A NASA spacecraft managed to alter an asteroid's shape by crashing into it as part of the DART planetary defense mission, a new study announced Monday.
This discovery of the altered shape of the asteroid Dimorphos has led scientists to conclude that the asteroid may not be a solid rock as many previously believed, but rather a rather weak pile of rubble shed from its neighboring asteroid, Didymous.
The findings of this study were published in the peer-reviewed academic journal Nature Astronomy.
A solid argument for a not-so-solid asteroid: Dimorphos deformos
In September 2022, NASA launched the groundbreaking Double Action Redirection Test (DART) mission in order to test out a safe, reliable, and effective means of protecting the Earth from an asteroid impact.
While the Earth is regularly hit with rocks from space, most burn up in the atmosphere, and those that don't tend to cause little to no damage, such as the asteroid that burnt up over Germany in January.
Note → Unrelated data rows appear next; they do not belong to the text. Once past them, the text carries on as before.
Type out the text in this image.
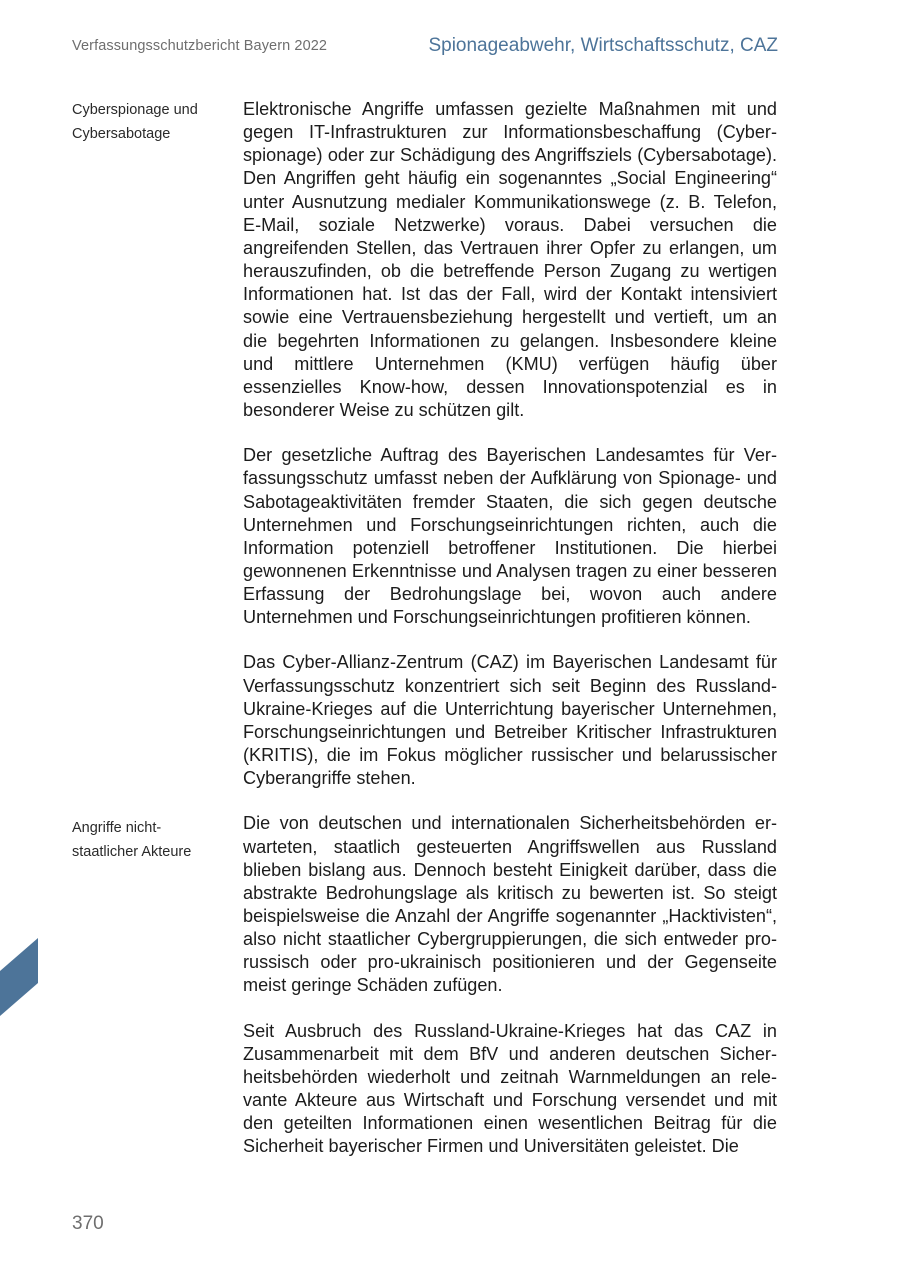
Verfassungsschutzbericht Bayern 2022	Spionageabwehr, Wirtschaftsschutz, CAZ
Cyberspionage und Cybersabotage
Angriffe nichtstaatlicher Akteure

Elektronische Angriffe umfassen gezielte Maßnahmen mit und gegen IT-Infrastrukturen zur Informationsbeschaffung (Cyberspionage) oder zur Schädigung des Angriffsziels (Cybersabotage). Den Angriffen geht häufig ein sogenanntes „Social Engineering“ unter Ausnutzung medialer Kommunikationswege (z. B. Telefon, E-Mail, soziale Netzwerke) voraus. Dabei versuchen die angreifenden Stellen, das Vertrauen ihrer Opfer zu erlangen, um herauszufinden, ob die betreffende Person Zugang zu wertigen Informationen hat. Ist das der Fall, wird der Kontakt intensiviert sowie eine Vertrauensbeziehung hergestellt und vertieft, um an die begehrten Informationen zu gelangen. Insbesondere kleine und mittlere Unternehmen (KMU) verfügen häufig über essenzielles Know-how, dessen Innovationspotenzial es in besonderer Weise zu schützen gilt.

Der gesetzliche Auftrag des Bayerischen Landesamtes für Verfassungsschutz umfasst neben der Aufklärung von Spionage- und Sabotageaktivitäten fremder Staaten, die sich gegen deutsche Unternehmen und Forschungseinrichtungen richten, auch die Information potenziell betroffener Institutionen. Die hierbei gewonnenen Erkenntnisse und Analysen tragen zu einer besseren Erfassung der Bedrohungslage bei, wovon auch andere Unternehmen und Forschungseinrichtungen profitieren können.

Das Cyber-Allianz-Zentrum (CAZ) im Bayerischen Landesamt für Verfassungsschutz konzentriert sich seit Beginn des Russland-Ukraine-Krieges auf die Unterrichtung bayerischer Unternehmen, Forschungseinrichtungen und Betreiber Kritischer Infrastrukturen (KRITIS), die im Fokus möglicher russischer und belarussischer Cyberangriffe stehen.

Die von deutschen und internationalen Sicherheitsbehörden erwarteten, staatlich gesteuerten Angriffswellen aus Russland blieben bislang aus. Dennoch besteht Einigkeit darüber, dass die abstrakte Bedrohungslage als kritisch zu bewerten ist. So steigt beispielsweise die Anzahl der Angriffe sogenannter „Hacktivisten“, also nicht staatlicher Cybergruppierungen, die sich entweder pro-russisch oder pro-ukrainisch positionieren und der Gegenseite meist geringe Schäden zufügen.

Seit Ausbruch des Russland-Ukraine-Krieges hat das CAZ in Zusammenarbeit mit dem BfV und anderen deutschen Sicherheitsbehörden wiederholt und zeitnah Warnmeldungen an relevante Akteure aus Wirtschaft und Forschung versendet und mit den geteilten Informationen einen wesentlichen Beitrag für die Sicherheit bayerischer Firmen und Universitäten geleistet. Die

370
However, larger asteroids would be able to make it through the atmosphere and could cause severe damage to the Earth, ranging from destroying a building to a global apocalypse-like scenario.
Asteroid impacts are therefore one of the single worst possible natural disasters that could occur, and mankind had no way of defending against it.
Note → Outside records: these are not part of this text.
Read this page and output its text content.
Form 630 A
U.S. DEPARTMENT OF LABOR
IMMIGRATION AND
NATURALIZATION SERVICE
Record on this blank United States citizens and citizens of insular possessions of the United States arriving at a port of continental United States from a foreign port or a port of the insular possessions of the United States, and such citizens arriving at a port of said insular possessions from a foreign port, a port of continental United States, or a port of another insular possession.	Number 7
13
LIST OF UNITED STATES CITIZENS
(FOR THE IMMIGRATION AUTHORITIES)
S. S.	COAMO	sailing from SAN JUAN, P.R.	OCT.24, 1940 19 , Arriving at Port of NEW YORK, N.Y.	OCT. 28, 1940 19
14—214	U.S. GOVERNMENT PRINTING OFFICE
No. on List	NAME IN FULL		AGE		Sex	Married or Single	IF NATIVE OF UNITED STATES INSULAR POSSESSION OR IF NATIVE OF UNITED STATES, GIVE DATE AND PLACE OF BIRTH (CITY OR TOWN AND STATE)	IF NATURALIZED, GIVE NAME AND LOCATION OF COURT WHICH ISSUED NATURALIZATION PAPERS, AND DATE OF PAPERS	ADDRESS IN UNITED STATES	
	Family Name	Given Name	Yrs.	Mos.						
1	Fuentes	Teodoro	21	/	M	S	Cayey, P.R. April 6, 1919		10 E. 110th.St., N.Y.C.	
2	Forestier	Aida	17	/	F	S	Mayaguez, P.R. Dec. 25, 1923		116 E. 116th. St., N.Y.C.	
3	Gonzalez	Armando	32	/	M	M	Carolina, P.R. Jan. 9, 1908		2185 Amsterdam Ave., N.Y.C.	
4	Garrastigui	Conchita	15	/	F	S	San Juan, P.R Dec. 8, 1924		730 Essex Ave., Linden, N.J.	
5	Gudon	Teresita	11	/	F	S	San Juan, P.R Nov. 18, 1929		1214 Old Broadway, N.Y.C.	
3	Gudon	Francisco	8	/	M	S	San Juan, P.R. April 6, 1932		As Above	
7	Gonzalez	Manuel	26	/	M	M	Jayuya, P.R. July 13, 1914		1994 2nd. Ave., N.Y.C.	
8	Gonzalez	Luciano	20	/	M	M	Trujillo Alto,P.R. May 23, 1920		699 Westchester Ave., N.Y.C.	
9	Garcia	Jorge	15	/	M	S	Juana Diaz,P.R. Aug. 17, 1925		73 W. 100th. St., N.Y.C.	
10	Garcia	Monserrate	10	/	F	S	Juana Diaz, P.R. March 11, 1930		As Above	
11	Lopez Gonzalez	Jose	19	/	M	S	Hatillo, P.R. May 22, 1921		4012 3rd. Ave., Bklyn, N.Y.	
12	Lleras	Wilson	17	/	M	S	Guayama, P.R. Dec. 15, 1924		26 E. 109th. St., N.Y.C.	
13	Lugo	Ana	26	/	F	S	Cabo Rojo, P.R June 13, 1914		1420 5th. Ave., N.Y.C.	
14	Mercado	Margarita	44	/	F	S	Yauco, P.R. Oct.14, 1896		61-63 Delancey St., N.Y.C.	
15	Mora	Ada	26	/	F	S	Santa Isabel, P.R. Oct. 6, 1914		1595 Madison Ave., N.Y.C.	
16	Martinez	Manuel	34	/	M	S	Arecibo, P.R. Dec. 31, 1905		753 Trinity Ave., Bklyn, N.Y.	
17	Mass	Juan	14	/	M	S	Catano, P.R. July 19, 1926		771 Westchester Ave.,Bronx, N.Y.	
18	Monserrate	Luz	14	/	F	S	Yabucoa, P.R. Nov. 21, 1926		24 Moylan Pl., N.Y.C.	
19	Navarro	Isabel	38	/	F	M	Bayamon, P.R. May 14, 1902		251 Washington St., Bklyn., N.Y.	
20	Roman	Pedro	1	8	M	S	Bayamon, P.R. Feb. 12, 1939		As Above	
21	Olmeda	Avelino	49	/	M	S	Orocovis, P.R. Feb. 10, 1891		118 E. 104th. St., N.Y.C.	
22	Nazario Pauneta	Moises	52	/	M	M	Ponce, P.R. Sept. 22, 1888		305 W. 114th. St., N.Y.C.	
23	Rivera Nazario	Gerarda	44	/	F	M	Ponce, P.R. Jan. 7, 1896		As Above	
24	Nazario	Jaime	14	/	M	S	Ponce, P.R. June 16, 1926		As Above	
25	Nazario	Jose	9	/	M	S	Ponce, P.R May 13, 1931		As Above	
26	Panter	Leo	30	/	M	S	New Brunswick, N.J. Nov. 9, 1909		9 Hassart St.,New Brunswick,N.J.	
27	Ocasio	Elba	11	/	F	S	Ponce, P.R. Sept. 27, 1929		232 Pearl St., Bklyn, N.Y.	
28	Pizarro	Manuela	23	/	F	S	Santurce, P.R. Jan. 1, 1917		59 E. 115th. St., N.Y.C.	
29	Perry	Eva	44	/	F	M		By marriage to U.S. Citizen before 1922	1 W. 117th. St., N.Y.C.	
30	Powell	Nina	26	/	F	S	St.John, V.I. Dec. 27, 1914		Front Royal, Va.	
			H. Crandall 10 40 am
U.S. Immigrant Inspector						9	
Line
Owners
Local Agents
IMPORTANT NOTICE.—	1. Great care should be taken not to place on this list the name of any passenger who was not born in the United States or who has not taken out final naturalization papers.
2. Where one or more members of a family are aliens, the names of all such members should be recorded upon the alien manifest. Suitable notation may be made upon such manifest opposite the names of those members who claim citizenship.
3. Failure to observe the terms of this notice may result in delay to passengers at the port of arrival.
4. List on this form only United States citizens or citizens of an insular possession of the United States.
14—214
The DART mission was a way to fix this. Essentially, it would see a spacecraft launched at an asteroid and crash into it in order to alter its orbit ever so slightly. Even the slightest divergence in its orbit, assuming the asteroid was far enough away from the start, could mean the difference between an impact and an ordinary flyby.
To put it more simply, NASA punched an asteroid and made it move.
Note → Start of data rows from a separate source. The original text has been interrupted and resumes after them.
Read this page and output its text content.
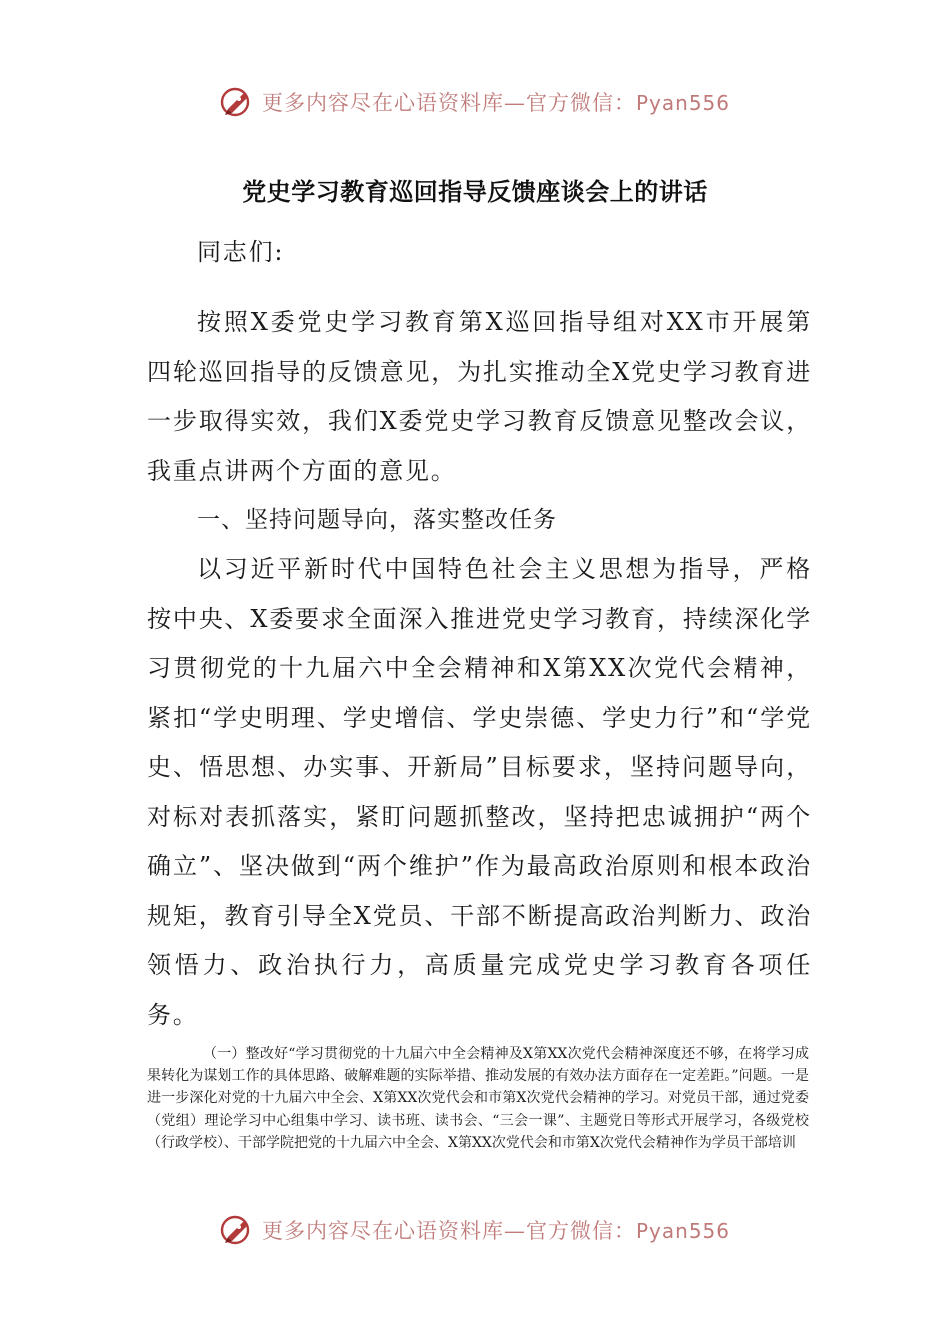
更多内容尽在心语资料库—官方微信：Pyan556
党史学习教育巡回指导反馈座谈会上的讲话

同志们:

按照X委党史学习教育第X巡回指导组对XX市开展第四轮巡回指导的反馈意见，为扎实推动全X党史学习教育进一步取得实效，我们X委党史学习教育反馈意见整改会议，我重点讲两个方面的意见。

一、坚持问题导向，落实整改任务

以习近平新时代中国特色社会主义思想为指导，严格按中央、X委要求全面深入推进党史学习教育，持续深化学习贯彻党的十九届六中全会精神和X第XX次党代会精神，紧扣“学史明理、学史增信、学史崇德、学史力行”和“学党史、悟思想、办实事、开新局”目标要求，坚持问题导向，对标对表抓落实，紧盯问题抓整改，坚持把忠诚拥护“两个确立”、坚决做到“两个维护”作为最高政治原则和根本政治规矩，教育引导全X党员、干部不断提高政治判断力、政治领悟力、政治执行力，高质量完成党史学习教育各项任务。

（一）整改好“学习贯彻党的十九届六中全会精神及X第XX次党代会精神深度还不够，在将学习成果转化为谋划工作的具体思路、破解难题的实际举措、推动发展的有效办法方面存在一定差距。”问题。一是进一步深化对党的十九届六中全会、X第XX次党代会和市第X次党代会精神的学习。对党员干部，通过党委（党组）理论学习中心组集中学习、读书班、读书会、“三会一课”、主题党日等形式开展学习，各级党校（行政学校）、干部学院把党的十九届六中全会、X第XX次党代会和市第X次党代会精神作为学员干部培训

更多内容尽在心语资料库—官方微信：Pyan556
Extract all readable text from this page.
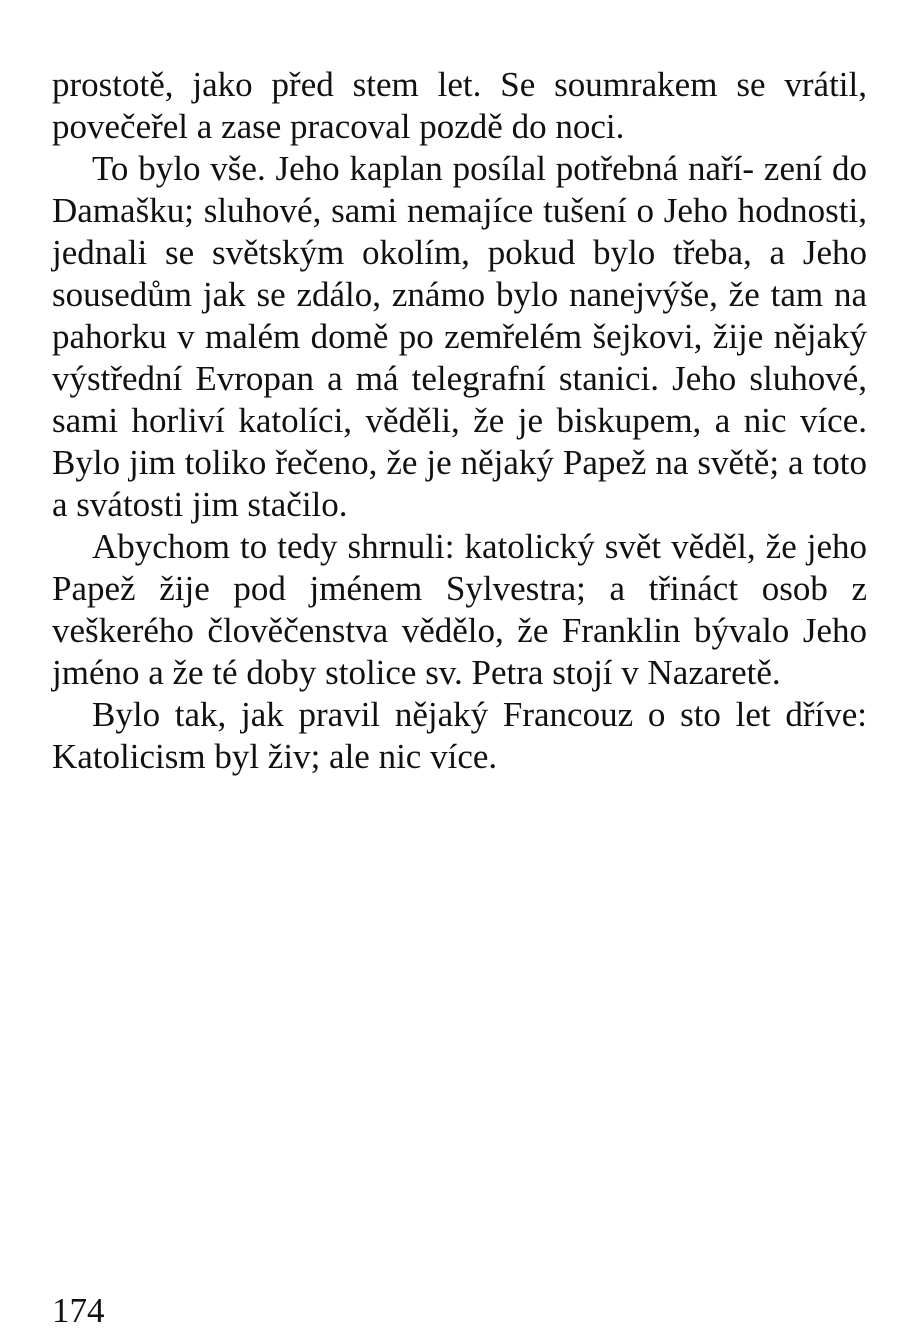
prostotě, jako před stem let. Se soumrakem se vrátil, povečeřel a zase pracoval pozdě do noci.

To bylo vše. Jeho kaplan posílal potřebná naří- zení do Damašku; sluhové, sami nemajíce tušení o Jeho hodnosti, jednali se světským okolím, pokud bylo třeba, a Jeho sousedům jak se zdálo, známo bylo nanejvýše, že tam na pahorku v malém domě po zemřelém šejkovi, žije nějaký výstřední Evropan a má telegrafní stanici. Jeho sluhové, sami horliví katolíci, věděli, že je biskupem, a nic více. Bylo jim toliko řečeno, že je nějaký Papež na světě; a toto a svátosti jim stačilo.

Abychom to tedy shrnuli: katolický svět věděl, že jeho Papež žije pod jménem Sylvestra; a třináct osob z veškerého člověčenstva vědělo, že Franklin bývalo Jeho jméno a že té doby stolice sv. Petra stojí v Nazaretě.

Bylo tak, jak pravil nějaký Francouz o sto let dříve: Katolicism byl živ; ale nic více.

174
Since there were no targets headed our way, NASA sent the DART spacecraft to a 160-meter-wide asteroid known as Dimorphos, which orbits a much larger asteroid called Didymos, forming a binary system.
While researchers were able to verify that the mission was a success, scientists were still very interested in what happened to the asteroid. Numerous follow-up observations took place, and the European Space Agency's (ESA) Hera mission will see a probe launched to observe Dimorphos up close.
However, from what researchers are able to gather now, it seems that not only did it work, but that the impact may have been far greater than previously believed.
The researchers behind this study, which included researchers involved with the DART mission such as John Hopkins University's Andy Rivkin, were able to study the DART impact by modeling it with an advanced code for shock physics and with what they already knew about the asteroid thanks to DART and prior research.
The conclusion was that Dimorphos is no huge solid rock but rather a pile of rubble.
While that may seem strange to some, it's far more common than many people realize.
A rubble pile is a term in astronomy for any celestial body, like an asteroid, that is a literal pile of rubble rather than a single dense rock.
These types of asteroids are formed when an asteroid or moon gets smashed to pieces, only for self-gravitation to pull the pieces of rubble back together slowly.
Examples of rubble pile asteroids include the nearly kilometer-wide 162173 Ryugu and the 500-meter-wide 101955 Bennu. In fact, during NASA's OSIRIS-REx mission to the latter asteroid, the spacecraft actually touched onto the surface of the asteroid and nearly sunk in through the surface.
Bennu in particular was described by NASA at the time as having the consistency of a ball pit, and the researchers behind this new study think Dimorphos is likely the same. This is why the DART impact wouldn't have formed a crater. Rather, it would have slammed through the surface of the asteroid into its interior, the impact causing it to be wholly reshaped - something known as global deformation.
But scientists have long theorized that Dimorphos was a rubble pile asteroid, and if they're so common, what makes this discovery significant?
The reason is where the rubble making up Dimorphos came from.
Dimorphos is part of a binary asteroid system with the much larger Didymos. To put it in perspective, the 160-meter-wide Dimorphos is the size of around 1,084 iPhone 15s. Dydimos, however, is around 780 meters in diameter, and is therefore the size of over 5,284 iPhone 15s.
As the smaller one in the system, Dimorphos acts as Didymos's moon and natural satellite, orbiting around the larger asteroid. But it is now theorized that the source of Dimorphos's rubble comes from Didymos itself.
Over time, bits and pieces of Didymos would come off due to rotational shedding. Eventually, this ejected material would accumulate itself together, forming the rubble pile asteroid we know today.
Asteroids are very far away, with the Didymos system being one of the closest ones of its size. As such, without going there physically, scientists are limited in what they can learn about them. But this discovery gives significant insights into how binary systems like Didymos can form, and can help researchers prepare for future exploration missions and the field of planetary defense.
Because just because an asteroid may be a pile of rubble doesn't mean an impact won't still be catastrophic.